Government didn't help. Several Ugandans have been turned away from Mulago, the national referral hospital, for lack of money - sometimes as little as Shs 50,000. Yet ministers' siblings and spouses have been bailed out of problems that require a lot of money but would have cost less if they were handled here.

Like one expert said, it is not that Uganda does not have the expertise to handle some of these cases; it is lack of equipment and facilities that have rendered these doctors and their patients helpless. For instance, we have trained cardiologists who could carry out complicated heart surgeries; some of them have often flown to India to do the same job, but they cannot perform that work here because there are no facilities.

Indeed, some evidence has shown that even those taken to sophisticated facilities against the recommendation of our local doctors, die there. Why does government find it prudent to lavish our taxes on a few individuals and leave the rest to die? Some hospitals don't have basic things like surgical blades and gloves, cotton wool, ambulances, theatres.

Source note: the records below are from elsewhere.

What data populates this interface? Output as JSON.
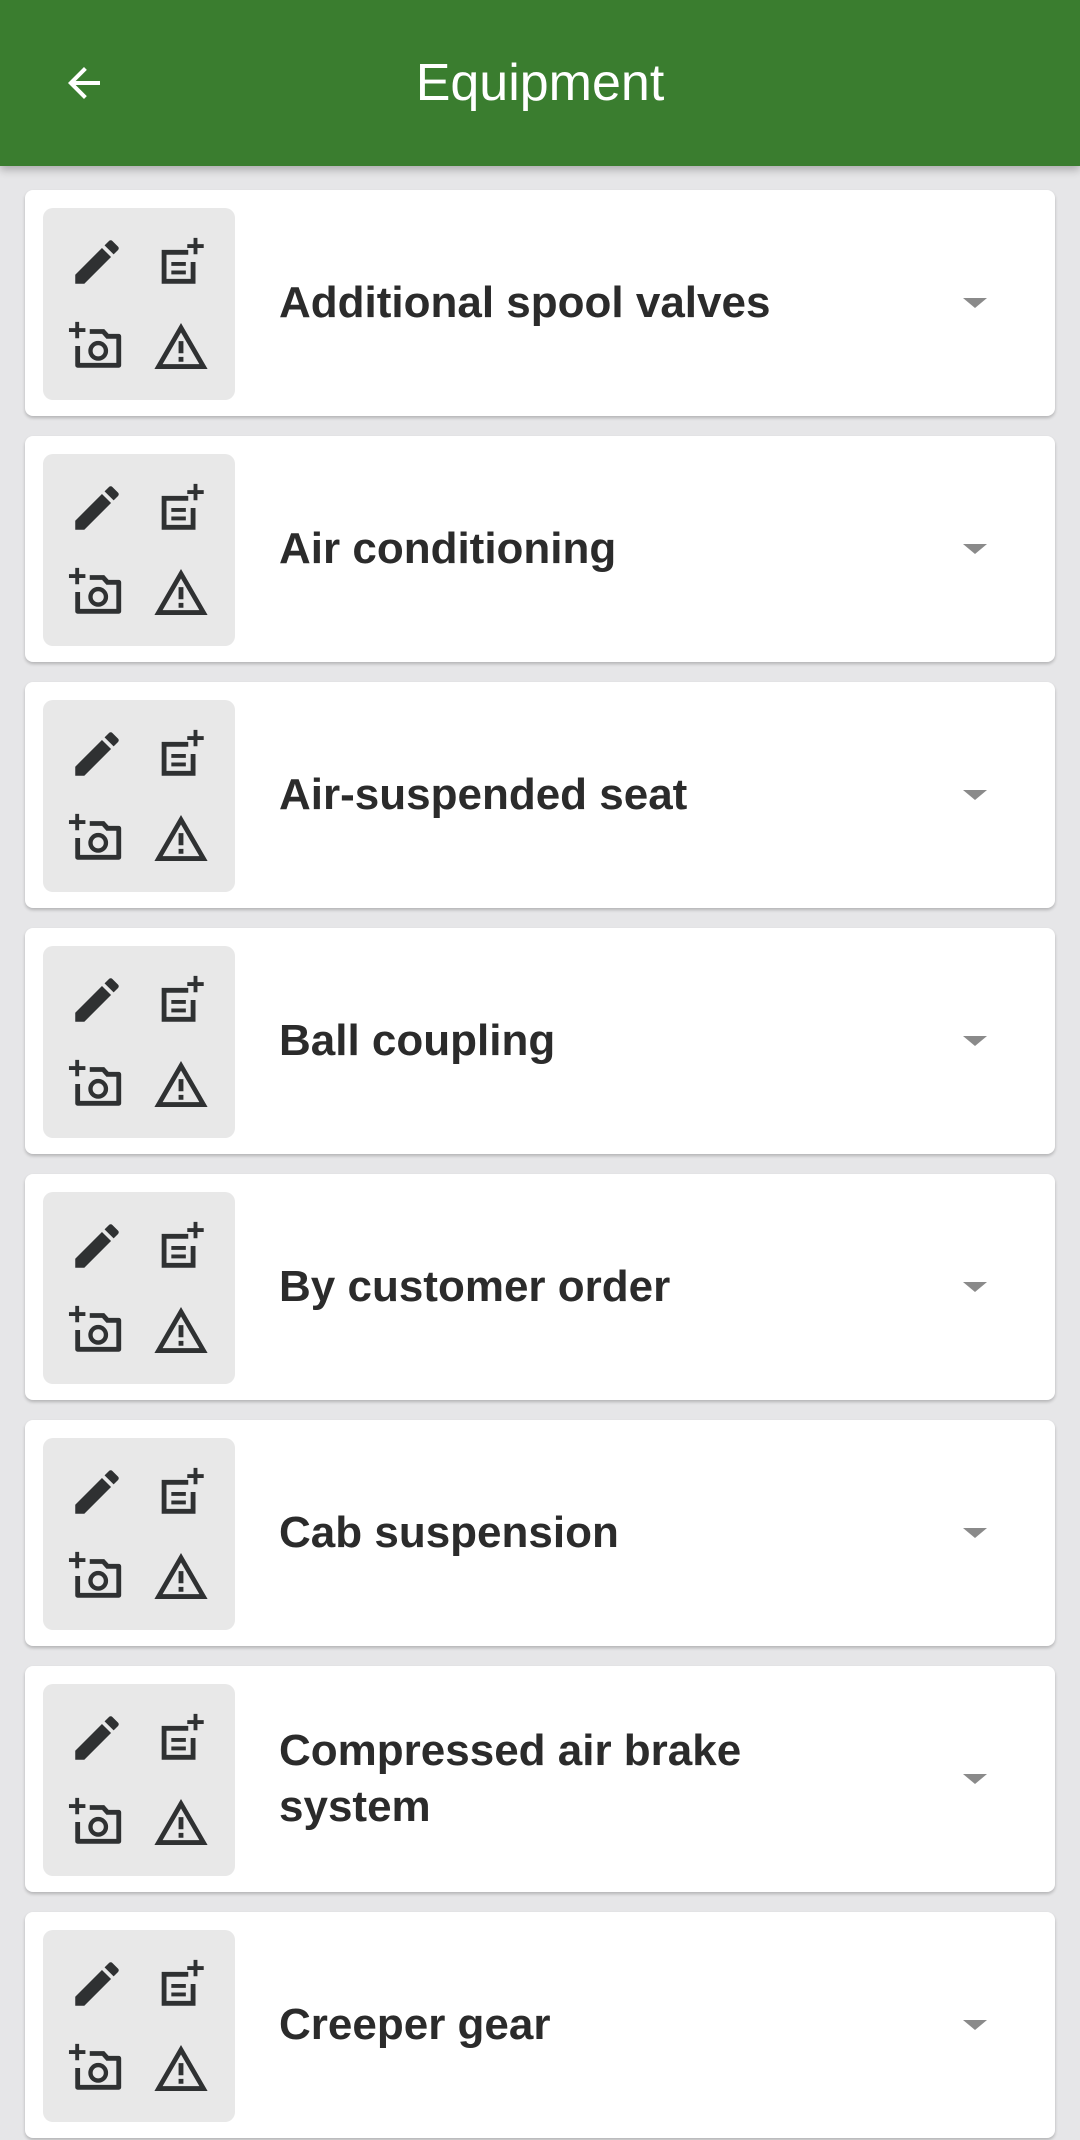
{
  "app_bar": {
    "title": "Equipment",
    "back_icon": "arrow-back-icon",
    "color": "#3a7d2f"
  },
  "card_actions": {
    "icons": [
      "pencil-icon",
      "note-add-icon",
      "add-photo-icon",
      "warning-icon"
    ]
  },
  "items": [
    {
      "label": "Additional spool valves"
    },
    {
      "label": "Air conditioning"
    },
    {
      "label": "Air-suspended seat"
    },
    {
      "label": "Ball coupling"
    },
    {
      "label": "By customer order"
    },
    {
      "label": "Cab suspension"
    },
    {
      "label": "Compressed air brake system"
    },
    {
      "label": "Creeper gear"
    }
  ]
}
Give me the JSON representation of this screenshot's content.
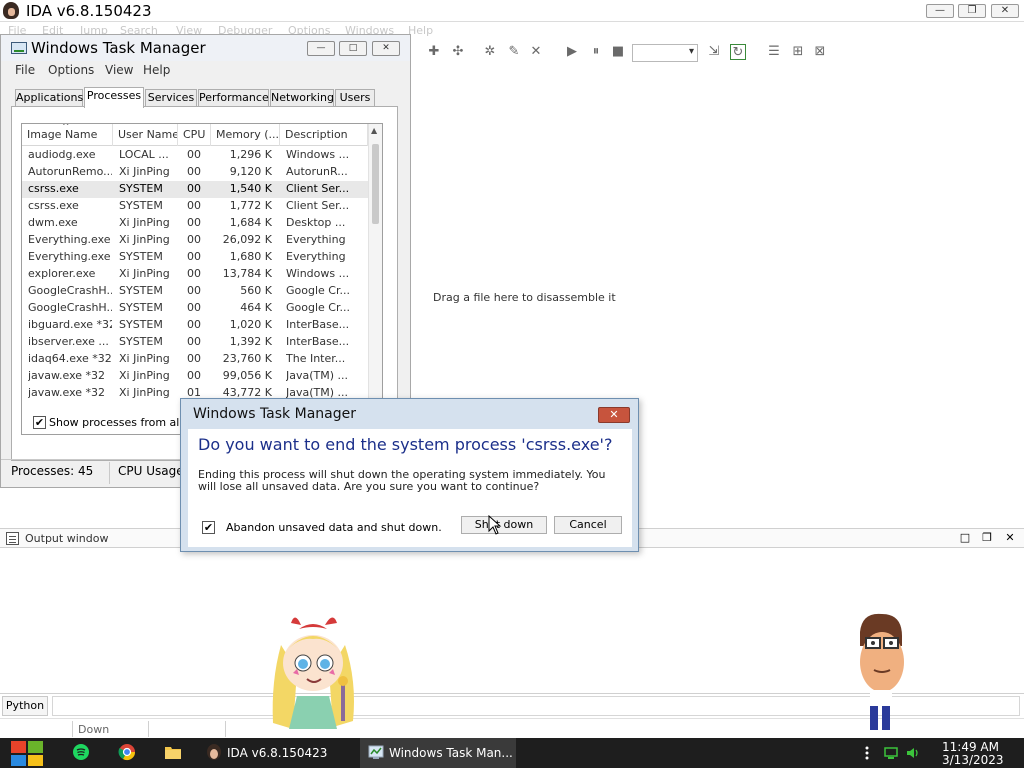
{
  "ida": {
    "title": "IDA v6.8.150423",
    "menu": [
      "File",
      "Edit",
      "Jump",
      "Search",
      "View",
      "Debugger",
      "Options",
      "Windows",
      "Help"
    ],
    "drag_hint": "Drag a file here to disassemble it",
    "window_buttons": {
      "minimize": "—",
      "restore": "❐",
      "close": "✕"
    },
    "output": {
      "title": "Output window",
      "buttons": {
        "maximize": "□",
        "restore": "❐",
        "close": "✕"
      }
    },
    "python_button": "Python",
    "status": "Down"
  },
  "taskmgr": {
    "title": "Windows Task Manager",
    "window_buttons": {
      "minimize": "—",
      "maximize": "□",
      "close": "✕"
    },
    "menu": [
      "File",
      "Options",
      "View",
      "Help"
    ],
    "tabs": [
      "Applications",
      "Processes",
      "Services",
      "Performance",
      "Networking",
      "Users"
    ],
    "active_tab": "Processes",
    "columns": [
      "Image Name",
      "User Name",
      "CPU",
      "Memory (...",
      "Description"
    ],
    "rows": [
      {
        "image": "audiodg.exe",
        "user": "LOCAL ...",
        "cpu": "00",
        "memory": "1,296 K",
        "desc": "Windows ..."
      },
      {
        "image": "AutorunRemo...",
        "user": "Xi JinPing",
        "cpu": "00",
        "memory": "9,120 K",
        "desc": "AutorunR..."
      },
      {
        "image": "csrss.exe",
        "user": "SYSTEM",
        "cpu": "00",
        "memory": "1,540 K",
        "desc": "Client Ser...",
        "selected": true
      },
      {
        "image": "csrss.exe",
        "user": "SYSTEM",
        "cpu": "00",
        "memory": "1,772 K",
        "desc": "Client Ser..."
      },
      {
        "image": "dwm.exe",
        "user": "Xi JinPing",
        "cpu": "00",
        "memory": "1,684 K",
        "desc": "Desktop ..."
      },
      {
        "image": "Everything.exe",
        "user": "Xi JinPing",
        "cpu": "00",
        "memory": "26,092 K",
        "desc": "Everything"
      },
      {
        "image": "Everything.exe",
        "user": "SYSTEM",
        "cpu": "00",
        "memory": "1,680 K",
        "desc": "Everything"
      },
      {
        "image": "explorer.exe",
        "user": "Xi JinPing",
        "cpu": "00",
        "memory": "13,784 K",
        "desc": "Windows ..."
      },
      {
        "image": "GoogleCrashH...",
        "user": "SYSTEM",
        "cpu": "00",
        "memory": "560 K",
        "desc": "Google Cr..."
      },
      {
        "image": "GoogleCrashH...",
        "user": "SYSTEM",
        "cpu": "00",
        "memory": "464 K",
        "desc": "Google Cr..."
      },
      {
        "image": "ibguard.exe *32",
        "user": "SYSTEM",
        "cpu": "00",
        "memory": "1,020 K",
        "desc": "InterBase..."
      },
      {
        "image": "ibserver.exe ...",
        "user": "SYSTEM",
        "cpu": "00",
        "memory": "1,392 K",
        "desc": "InterBase..."
      },
      {
        "image": "idaq64.exe *32",
        "user": "Xi JinPing",
        "cpu": "00",
        "memory": "23,760 K",
        "desc": "The Inter..."
      },
      {
        "image": "javaw.exe *32",
        "user": "Xi JinPing",
        "cpu": "00",
        "memory": "99,056 K",
        "desc": "Java(TM) ..."
      },
      {
        "image": "javaw.exe *32",
        "user": "Xi JinPing",
        "cpu": "01",
        "memory": "43,772 K",
        "desc": "Java(TM) ..."
      }
    ],
    "show_all_label": "Show processes from all use",
    "show_all_checked": true,
    "status": {
      "processes": "Processes: 45",
      "cpu": "CPU Usage"
    }
  },
  "dialog": {
    "title": "Windows Task Manager",
    "close_label": "✕",
    "heading": "Do you want to end the system process 'csrss.exe'?",
    "text": "Ending this process will shut down the operating system immediately.  You will lose all unsaved data.  Are you sure you want to continue?",
    "abandon_label": "Abandon unsaved data and shut down.",
    "abandon_checked": true,
    "shutdown_button": "Shut down",
    "cancel_button": "Cancel"
  },
  "taskbar": {
    "apps": [
      {
        "label": "IDA v6.8.150423",
        "active": false
      },
      {
        "label": "Windows Task Man...",
        "active": true
      }
    ],
    "clock": {
      "time": "11:49 AM",
      "date": "3/13/2023"
    }
  },
  "colors": {
    "dialog_heading": "#1b2f8a",
    "dialog_frame": "#d5e1ee",
    "dialog_close": "#c7543d",
    "taskbar": "#1e1e1e"
  }
}
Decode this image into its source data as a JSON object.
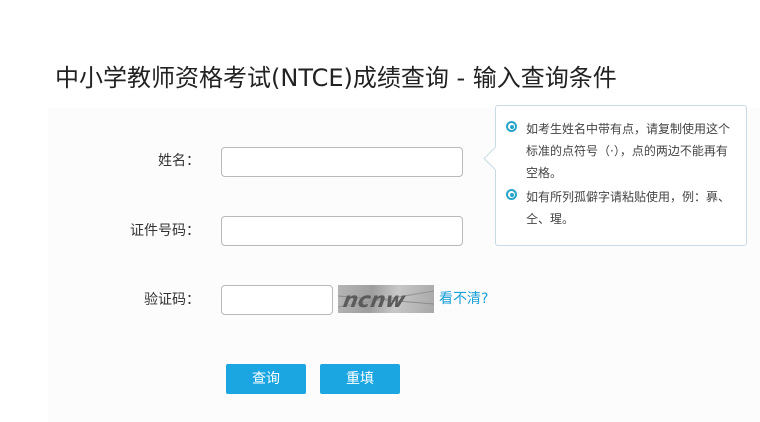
{
  "page": {
    "title": "中小学教师资格考试(NTCE)成绩查询 - 输入查询条件"
  },
  "form": {
    "name_label": "姓名：",
    "name_value": "",
    "id_label": "证件号码：",
    "id_value": "",
    "captcha_label": "验证码：",
    "captcha_value": "",
    "captcha_image_text": "ncnw",
    "captcha_refresh": "看不清?"
  },
  "buttons": {
    "query": "查询",
    "reset": "重填"
  },
  "tips": [
    "如考生姓名中带有点，请复制使用这个标准的点符号（·），点的两边不能再有空格。",
    "如有所列孤僻字请粘贴使用，例：奡、仝、瑆。"
  ],
  "colors": {
    "accent": "#1ba6e2",
    "link": "#1aa0d8",
    "tip_bullet": "#27a4c8"
  },
  "icons": {
    "tip_bullet": "radio-bullet-icon"
  }
}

Strangely, most of the people who benefit from these decisions don't even pay taxes. It's decisions like these that make Ugandans skeptical about the proposed national health insurance fund. Will government fly out every insured patient who can't get the treatment from Uganda? Impossible! Like a medical expert said, if this money that was spent on just a few individuals was saved for two months it would be enough to build local medical capacity.

Ugandans -peasants, workers or middle class - should be able to access good health services at all times regardless of their financial capabilities. And indeed the government can afford this -but only if it sorts out its priorities.